Miguel: Faisons maintenant un résumé des caractéristiques de la «Prostituée» selon ce que nous avons lu :
PREMIÈREMENT : «Fornique» avec les rois de la terre et exerce sa souveraineté sur eux.
Car nous avons vu qu’il était dit : «avec elle se sont débauchés les rois de la terre, et les habitants de la terre se sont enivrés du vin de sa prostitution» (Ap 17,2) ; et aussi : «les rois de la terre qui se sont débauchés avec elle» (Ap 18,9), «la Grande Ville qui règne sur les rois de la terre» (Ap 17,18) et «toutes les nations ont bu du vin de sa prostitution furieuse, et les rois de la terre se sont débauchés avec elle» (Ap 18,3).
DEUXIÈMEMENT : Est vêtue de «pourpre» et d’«écarlate».
À ce sujet, il était dit : «La femme était vêtue de pourpre et d’écarlate, parée d’or, de pierres précieuses et de perles» (Ap 17,4). Et aussi : «Malheur, malheur, la grande ville vêtue de fin lin, de pourpre et d’écarlate, parée d’or, de pierres précieuses et de perles» (Ap 18,16).
TROISIÈMEMENT : Assassine les saints et les prophètes.
C’est ce qui est dit ensuite : «elle est ivre du sang des saints et du sang des témoins de Jésus» (Ap 17,6) ; et aussi : «on a jugé la Grande Prostituée qui corrompait la terre par sa prostitution, et il a vengé sur elle le sang de ses serviteurs» (Ap 19,2), «et on a trouvé en elle le sang des prophètes et des saints et de tous ceux qui ont été égorgés sur la terre» (Ap 18,24).
QUATRIÈMEMENT : Est assise sur «sept collines».
Car il est dit : «Les sept têtes sont sept collines sur lesquelles la femme est assise» (Ap 17,9).
CINQUIÈMEMENT : Porte dans sa main une coupe.
C’est aussi ce qui est dit : «elle portait dans sa main une coupe d’or remplie d’abominations et des impuretés de sa prostitution» (Ap 17,4).
En se basant sur ces caractéristiques, mes frères en l’Église disent qu’il s’agit de l’Église catholique romaine. En premier lieu, parce que la Prostituée est décrite comme une puissante cité qui commet la fornication spirituelle et domine les rois de la terre. Le Vatican a exercé une grande influence sur les gouvernements et les nations tout au long de l’histoire, et maintient encore aujourd’hui de bonnes relations diplomatiques avec eux. De plus, le Vatican est situé à Rome, ville qui repose sur sept collines. D’autre part, la Prostituée est vêtue de pourpre et d’écarlate, ce qui correspond aux couleurs du clergé catholique. Ce n’est pas sans raison que l’expression « pourpre cardinalice » est utilisée pour désigner les cardinaux. Quant au fait qu’elle assassine les martyrs et les prophètes, on m’affirme que c’est ce que l’Inquisition a accompli. Enfin, dans la coupe remplie d’abominations, ils voient les nombreux calices en or que possède l’Église catholique, élément central de ses messes.[3]
Qu’est-ce que tu dirais à mes amis ?
José: Avant tout, il faut garder à l’esprit que les personnes qui défendent ces positions ont de grands préjugés anticatholiques. Tout argument, si mince soit-il, leur servira à se confirmer dans ce qu’elles ont décidé de croire à l’avance. Surmonter ces préjugés est très difficile car elles ne raisonnent pas objectivement et ne peuvent y parvenir sans l’aide de la grâce. Il ne faut donc pas se décourager si les meilleurs arguments ne les font pas entendre raison.

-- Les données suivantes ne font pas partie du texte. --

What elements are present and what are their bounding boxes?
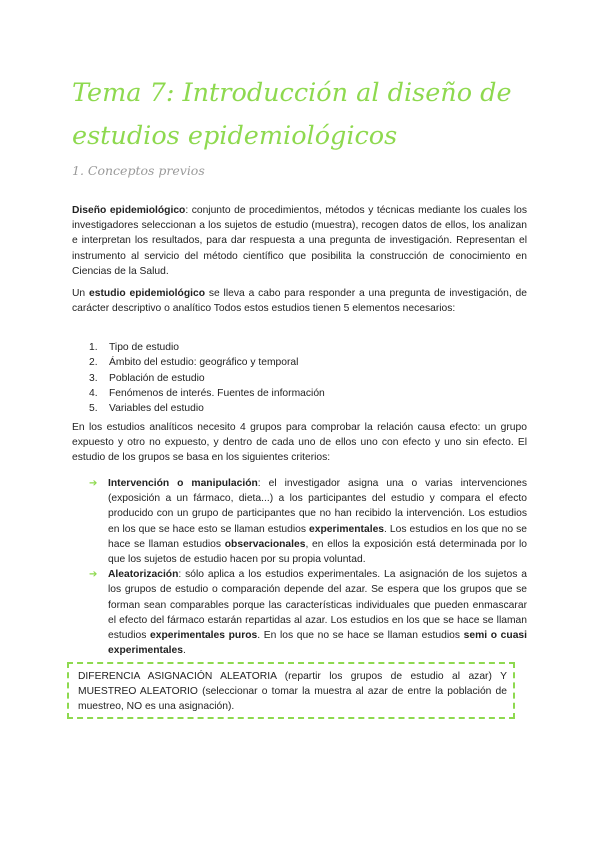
- criterion-bold: semi o cuasi experimentales: [108, 630, 528, 657]
- criterion-bold: experimentales puros: [150, 630, 258, 642]
- arrow-right-icon: ➔: [89, 478, 98, 489]
- list-item: [72, 386, 527, 401]
- list-item-text: Tipo de estudio: [109, 342, 180, 353]
- paragraph-estudio: [72, 286, 527, 316]
- paragraph-analiticos: En los estudios analíticos necesito 4 grupos para comprobar la relación causa efecto: un grupo expuesto y otro no expuesto, y dentro de cada uno de ellos uno con efecto y uno sin efecto. El estudio de los grupos se basa en los siguientes criterios:: [72, 422, 527, 464]
- list-item-text: Ámbito del estudio: geográfico y temporal: [109, 357, 299, 369]
- criterion-text: . En los que no se hace se llaman estudios: [257, 630, 464, 642]
- list-item-text: Variables del estudio: [109, 403, 204, 415]
- elements-list: [72, 340, 527, 416]
- criterion-intervencion: [72, 476, 527, 567]
- page-title: Tema 7: Introducción al diseño de estudios epidemiológicos: [72, 78, 512, 151]
- list-number: 1.: [89, 342, 98, 353]
- list-number: 5.: [89, 403, 98, 415]
- paragraph-text: : conjunto de procedimientos, métodos y técnicas mediante los cuales los investigadores seleccionan a los sujetos de estudio (muestra), recogen datos de ellos, los analizan e interpretan los resultados, para dar respuesta a una pregunta de investigación. Representan el instrumento al servicio del método científico que posibilita la construcción de conocimiento en Ciencias de la Salud.: [72, 205, 527, 277]
- criterion-aleatorizacion: [72, 567, 527, 658]
- criterion-term: Intervención o manipulación: [108, 478, 258, 489]
- list-number: 2.: [89, 357, 98, 369]
- paragraph-text: Un: [72, 288, 90, 299]
- criterion-text: .: [182, 645, 186, 657]
- list-item-text: Población de estudio: [109, 372, 205, 384]
- criterion-text: : el investigador asigna una o varias intervenciones (exposición a un fármaco, dieta...) a los participantes del estudio y compara el efecto producido con un grupo de participantes que no han recibido la intervención. Los estudios en los que se hace esto se llaman estudios: [108, 478, 527, 535]
- list-item: [72, 401, 527, 416]
- criterion-text: . Los estudios en los que no se hace se llaman estudios: [108, 523, 527, 550]
- arrow-right-icon: ➔: [89, 569, 98, 581]
- note-box: DIFERENCIA ASIGNACIÓN ALEATORIA (repartir los grupos de estudio al azar) Y MUESTREO ALEATORIO (seleccionar o tomar la muestra al azar de entre la población de muestreo, NO es una asignación).: [67, 662, 515, 719]
- list-item: [72, 371, 527, 386]
- criterion-text: , en ellos la exposición está determinada por lo que los sujetos de estudio hacen por su propia voluntad.: [108, 538, 527, 566]
- term-diseno-epidemiologico: Diseño epidemiológico: [72, 205, 186, 216]
- criterion-bold: experimentales: [309, 523, 385, 535]
- list-item-text: Fenómenos de interés. Fuentes de información: [109, 387, 325, 399]
- criterion-term: Aleatorización: [108, 569, 179, 581]
- paragraph-definition: [72, 203, 527, 279]
- list-number: 3.: [89, 372, 98, 384]
- list-item: [72, 355, 527, 370]
- section-title: 1. Conceptos previos: [72, 163, 205, 178]
- criteria-list: [72, 476, 527, 658]
- criterion-bold: observacionales: [224, 538, 306, 550]
- criterion-text: : sólo aplica a los estudios experimentales. La asignación de los sujetos a los grupos de estudio o comparación depende del azar. Se espera que los grupos que se forman sean comparables porque las características individuales que pueden enmascarar el efecto del fármaco estarán repartidas al azar. Los estudios en los que se hace se llaman estudios: [108, 569, 527, 642]
- paragraph-text: se lleva a cabo para responder a una pregunta de investigación, de carácter descriptivo o analítico Todos estos estudios tienen 5 elementos necesarios:: [72, 288, 528, 315]
- list-number: 4.: [89, 387, 98, 399]
- term-estudio-epidemiologico: estudio epidemiológico: [89, 288, 205, 299]
- list-item: [72, 340, 527, 355]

Or, tout au long de l’histoire, les chrétiens ont vu que les références peuvent renvoyer principalement soit à la Rome païenne (non chrétienne), soit à la Jérusalem apostate. Il y a des arguments en faveur des deux interprétations, voyons :
Les sept collines
Jérusalem, tout comme la Rome antique et païenne, était une grande ville qui s’étendait sur sept collines. Paradoxalement, l’argument même qu’utilisent tes amis pour désigner la Cité du Vatican comme la « Prostituée » sert à l’écarter, puisque celle-ci ne repose sur aucune des collines de Rome. Rappelons que le Vatican est situé à l’ouest du Tibre, tandis que les sept collines de la Rome antique se trouvent à l’est. Jérusalem comme la Rome païenne étaient de grandes villes, ce qu’on ne peut dire du Vatican, qui est le plus petit pays du monde (la Cité du Vatican proprement dite s’étend sur 0,439 km². Elle est si petite que la seule basilique Saint-Pierre représente 7 % de sa superficie ; la basilique et la place Saint-Pierre occupent 20 % du territoire). Et tout cela en supposant que l’expression « les sept collines » doive être interprétée littéralement, car de nombreux exégètes estiment qu’elle ne doit pas nécessairement être comprise de cette façon.[4][5]
Est vêtue de pourpre et d’écarlate
En ce qui concerne les couleurs dans lesquelles elle apparaît littéralement vêtue, nous avons également de multiples interprétations, car les exégètes estiment eux aussi qu’elles ne font pas référence à des couleurs au sens littéral, mais qu’elles ont une signification symbolique : le rouge représentant le sang des persécutions des premiers chrétiens par la Rome païenne, ou des saints et prophètes assassinés par la Jérusalem apostate, et dans le cas du pourpre, la magnificence de l’Empire triomphant sur lequel chevaucherait la Prostituée.
Mais si nous prenons les couleurs littéralement, nous devons une nouvelle fois exclure l’Église catholique, car la couleur prédominante du clergé catholique est le blanc, et d’autres couleurs ne sont utilisées que durant les différentes périodes de l’année liturgique (le vert en temps ordinaire, le blanc à Noël et à Pâques, le violet en semaine sainte et durant les quatre dimanches de l’Avent, et le rouge lors des célébrations de la Passion, dont le Vendredi Saint, et les jours commémorant la mort des martyrs, des apôtres et des évangélistes). Paradoxalement, le clergé catholique n’utilise jamais simultanément le pourpre et l’écarlate dans aucune période liturgique, à la différence des prêtres lévites de Jérusalem, dont le vêtement était effectivement pourpre et écarlate, comme le précise l’Ancien Testament lui-même (Ex 28,4-8.15.33 ; 39,9). Par conséquent, si l’auteur de l’Apocalypse avait voulu identifier l’Église catholique par les couleurs du clergé, il n’aurait mentionné que deux des couleurs utilisées en des périodes très particulières du cycle liturgique, surtout lorsque les prêtres juifs correspondaient bien mieux à la description des couleurs mentionnée.[6]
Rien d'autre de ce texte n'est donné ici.